I should be putting the students before everything else, I normally would but I'm just upset that I'm not working and Boc has been finding it all so easily, I've always found being headmistress a challenging yet rewarding job.
But Boc seems to find it to be a cakewalk.
"Elphaba am I difficult?" I ask bluntly, Elphaba looks astonished.
She shakes her head rapidly,
"No!" She stares at me deeply "why ever would you ask that?"

I rethink my question, the word difficult can mean a lot of different things.

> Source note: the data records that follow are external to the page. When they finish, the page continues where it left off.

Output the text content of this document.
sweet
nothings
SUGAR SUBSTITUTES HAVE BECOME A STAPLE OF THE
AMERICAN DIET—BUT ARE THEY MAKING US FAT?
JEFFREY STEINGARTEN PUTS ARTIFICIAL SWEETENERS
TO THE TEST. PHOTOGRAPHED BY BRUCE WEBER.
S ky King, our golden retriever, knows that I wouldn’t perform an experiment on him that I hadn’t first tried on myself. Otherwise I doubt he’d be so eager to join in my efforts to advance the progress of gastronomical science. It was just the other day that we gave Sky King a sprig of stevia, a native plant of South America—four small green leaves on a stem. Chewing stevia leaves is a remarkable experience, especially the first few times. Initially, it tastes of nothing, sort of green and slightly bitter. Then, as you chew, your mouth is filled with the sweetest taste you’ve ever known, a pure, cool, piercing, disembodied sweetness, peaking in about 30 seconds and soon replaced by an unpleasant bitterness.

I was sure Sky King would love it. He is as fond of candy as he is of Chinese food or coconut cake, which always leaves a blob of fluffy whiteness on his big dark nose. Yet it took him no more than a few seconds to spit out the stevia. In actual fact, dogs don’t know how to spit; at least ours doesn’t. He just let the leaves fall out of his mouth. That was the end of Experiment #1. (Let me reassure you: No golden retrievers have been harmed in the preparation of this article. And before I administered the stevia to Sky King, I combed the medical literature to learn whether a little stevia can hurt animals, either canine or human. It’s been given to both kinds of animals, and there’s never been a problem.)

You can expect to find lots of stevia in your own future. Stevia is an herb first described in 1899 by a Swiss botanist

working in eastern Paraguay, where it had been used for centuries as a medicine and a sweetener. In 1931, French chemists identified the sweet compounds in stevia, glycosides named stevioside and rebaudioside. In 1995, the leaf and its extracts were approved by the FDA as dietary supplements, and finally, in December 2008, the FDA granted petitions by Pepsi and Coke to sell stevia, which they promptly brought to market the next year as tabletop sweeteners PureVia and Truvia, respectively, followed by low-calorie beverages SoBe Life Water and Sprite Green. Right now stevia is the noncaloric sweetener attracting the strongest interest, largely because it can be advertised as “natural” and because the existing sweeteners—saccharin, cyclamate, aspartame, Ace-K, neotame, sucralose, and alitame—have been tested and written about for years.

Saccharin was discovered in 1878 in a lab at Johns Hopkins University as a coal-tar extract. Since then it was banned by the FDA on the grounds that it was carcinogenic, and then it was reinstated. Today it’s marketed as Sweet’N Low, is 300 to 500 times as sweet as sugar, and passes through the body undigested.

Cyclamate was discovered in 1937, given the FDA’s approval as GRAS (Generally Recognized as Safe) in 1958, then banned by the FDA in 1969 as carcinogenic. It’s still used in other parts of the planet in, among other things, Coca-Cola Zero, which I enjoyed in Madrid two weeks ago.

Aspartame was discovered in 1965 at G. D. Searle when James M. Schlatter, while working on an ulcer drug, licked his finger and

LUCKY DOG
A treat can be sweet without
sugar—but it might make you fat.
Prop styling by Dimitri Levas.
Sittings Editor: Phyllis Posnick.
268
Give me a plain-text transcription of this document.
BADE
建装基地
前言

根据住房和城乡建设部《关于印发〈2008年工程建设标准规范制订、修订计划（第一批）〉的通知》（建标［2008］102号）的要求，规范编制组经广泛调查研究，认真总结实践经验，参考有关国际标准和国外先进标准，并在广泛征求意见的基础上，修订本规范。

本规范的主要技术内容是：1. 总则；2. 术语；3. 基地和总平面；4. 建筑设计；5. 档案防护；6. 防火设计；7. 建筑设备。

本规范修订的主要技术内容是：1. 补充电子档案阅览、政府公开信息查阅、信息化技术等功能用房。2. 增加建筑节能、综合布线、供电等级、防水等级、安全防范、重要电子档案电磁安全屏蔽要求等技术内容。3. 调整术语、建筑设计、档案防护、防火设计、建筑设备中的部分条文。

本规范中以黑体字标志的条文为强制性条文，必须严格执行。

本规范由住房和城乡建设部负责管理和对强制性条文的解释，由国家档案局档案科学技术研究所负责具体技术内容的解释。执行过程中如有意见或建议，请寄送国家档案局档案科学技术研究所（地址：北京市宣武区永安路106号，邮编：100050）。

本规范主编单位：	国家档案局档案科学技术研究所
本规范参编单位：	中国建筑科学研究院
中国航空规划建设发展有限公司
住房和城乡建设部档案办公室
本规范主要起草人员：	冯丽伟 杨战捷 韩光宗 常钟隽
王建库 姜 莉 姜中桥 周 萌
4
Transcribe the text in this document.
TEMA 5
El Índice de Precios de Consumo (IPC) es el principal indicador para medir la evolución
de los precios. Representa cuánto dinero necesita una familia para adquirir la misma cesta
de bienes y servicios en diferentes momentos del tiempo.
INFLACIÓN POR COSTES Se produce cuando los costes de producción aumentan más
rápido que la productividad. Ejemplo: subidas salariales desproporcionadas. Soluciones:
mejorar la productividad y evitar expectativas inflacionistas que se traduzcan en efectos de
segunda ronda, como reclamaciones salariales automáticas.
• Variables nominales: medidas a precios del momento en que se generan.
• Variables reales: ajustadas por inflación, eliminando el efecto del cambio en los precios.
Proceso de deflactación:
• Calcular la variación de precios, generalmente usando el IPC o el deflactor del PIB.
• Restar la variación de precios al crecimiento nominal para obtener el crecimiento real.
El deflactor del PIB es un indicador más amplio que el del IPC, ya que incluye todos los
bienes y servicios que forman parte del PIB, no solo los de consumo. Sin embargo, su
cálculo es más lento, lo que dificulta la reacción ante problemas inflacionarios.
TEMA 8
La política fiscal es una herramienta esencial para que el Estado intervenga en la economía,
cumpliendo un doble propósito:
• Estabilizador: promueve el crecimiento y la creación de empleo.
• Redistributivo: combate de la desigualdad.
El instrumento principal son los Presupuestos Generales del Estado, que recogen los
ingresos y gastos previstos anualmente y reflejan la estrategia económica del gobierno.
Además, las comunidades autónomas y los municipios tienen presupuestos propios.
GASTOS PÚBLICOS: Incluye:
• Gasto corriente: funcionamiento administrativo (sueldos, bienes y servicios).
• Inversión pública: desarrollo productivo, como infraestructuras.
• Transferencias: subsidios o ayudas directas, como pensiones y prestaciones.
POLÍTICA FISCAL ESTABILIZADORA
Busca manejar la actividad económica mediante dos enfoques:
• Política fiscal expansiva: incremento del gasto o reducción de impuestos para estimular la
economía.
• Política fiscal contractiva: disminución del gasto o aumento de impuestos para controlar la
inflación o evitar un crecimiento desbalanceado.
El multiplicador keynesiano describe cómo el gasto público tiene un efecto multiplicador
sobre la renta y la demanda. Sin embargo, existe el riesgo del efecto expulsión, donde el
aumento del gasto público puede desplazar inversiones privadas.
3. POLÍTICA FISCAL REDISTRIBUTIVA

"I loose control really easily." I mumble, I think I'm about to cry, I hate the feeling of tears right at the back of your throat and there's nothing you can do about it.
"I shout or cry at people so often." I start to splutter "people have seen me mad more than they have happy."
Without warning Elphaba suddenly flings herself around me again, this time I can feel her crying, the sudden jerking movements that she makes to try and contain her tears.
"I know!" She cries "I know your not happy but I just don't know how to help, all I want is to help."
I wrap my arms around her in return and begin to cry myself.
"I don't know why either, I just am." I gasp through tears, "it's just like a wave of nothingness."

Elphabas grip toughens, I don't plan on letting her go and I don't think she's ever going to let me go either.
"I love you so much Elphaba." I whisper into her hair, all of a sudden she just stops crying, like the blanket of sadness had just been lifted away.
"You haven't told me that in so long." She reply's, "I've missed hearing it."
She said that it such a way that it's making me laugh.
Elphaba joins in nervously, she gently eases herself off of me and stares up into my sorrowful eyes.
"You still look like mother, even when your upset, you look just like her." Elphaba mumbles.
"Elphie, I'm scared."
She looks confused and rests a hand on my lap, I watch her do so.
It upsets me for some reason, since I know it's there but can't feel the weight of it, so I gently slide my hand underneath hers.
"Scared of what?" Elphaba asks lovingly.
I blink, forcing a cascade of tears to fall upon my cheeks.
"I'm used to feeling sad, it's almost my default."